En ese instante, sientes un cubo de agua helada. Tus números se rompen. La hipoteca que cubría el 80% de la compra ya no cubre lo que necesitabas. De repente, te faltan 20.000 o 30.000 euros que no tienes.

Bienvenido al «Infierno de la Tasación». Es el obstáculo técnico más común que hace descarrilar operaciones inmobiliarias en el último minuto. Pero antes de entrar en pánico y dar por perdida la casa (y la fianza), respira.

Una tasación baja no es una sentencia de muerte; es un contratiempo solucionable si sabes cómo jugar tus cartas. Aquí tienes el manual de operaciones para salvar tu hipoteca.


1. Entendiendo al enemigo: ¿Por qué ocurre esto?

Para solucionar el problema, primero debes entender por qué el tasador y tú vivís en realidades diferentes.

Tú y el vendedor vivís en el Presente/Futuro. El mercado está caliente, hay poca oferta y mucha demanda. Si tú estás dispuesto a pagar 300.000 € por esa casa, es porque el mercado (tú) dice que lo vale.

El tasador vive en el Pasado. Para poner precio a una casa, el tasador utiliza el Método de Comparación. Busca 6 «testigos» (casas similares vendidas recientemente en la zona) y hace una media ponderada.

  • El problema: Los registros oficiales van lentos. Si los precios han subido un 10% en los últimos 6 meses, el tasador está mirando datos de ventas de hace un año, que eran más baratos.

Resultado: En un mercado alcista, las tasaciones siempre van «a rebufo» de la realidad. Se crea una brecha entre el precio de calle y el precio de papel.

La Regla de Oro del Banco: «El Menor de los Dos Valores»
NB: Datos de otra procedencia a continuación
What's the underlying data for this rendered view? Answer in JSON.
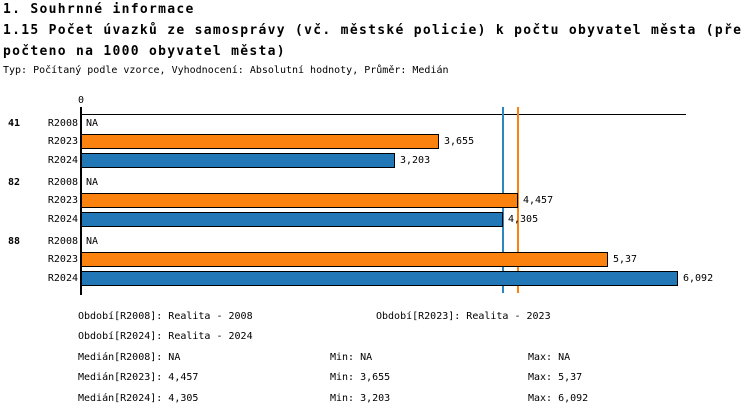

El banco te promete financiar el 80% del valor de la casa. Pero la letra pequeña dice: «El 80% del valor de compra o del valor de tasación, el que sea menor«.

El Ejemplo del Dolor:

  • Precio de Compra pactado: 300.000 €.
  • Tú contabas con una hipoteca del 80% = 240.000 €. (Tú pones 60.000 € de entrada).
  • Llega la Tasación: 270.000 €.
  • El banco te da el 80% de 270.000 € = 216.000 €.

La Brecha: De repente, el banco te da 24.000 € menos de lo previsto. Ahora tienes que poner 84.000 € de entrada. Si no tienes ese extra, la operación se cae.


2. Paso 1: Auditoría del Informe (Busca el error humano)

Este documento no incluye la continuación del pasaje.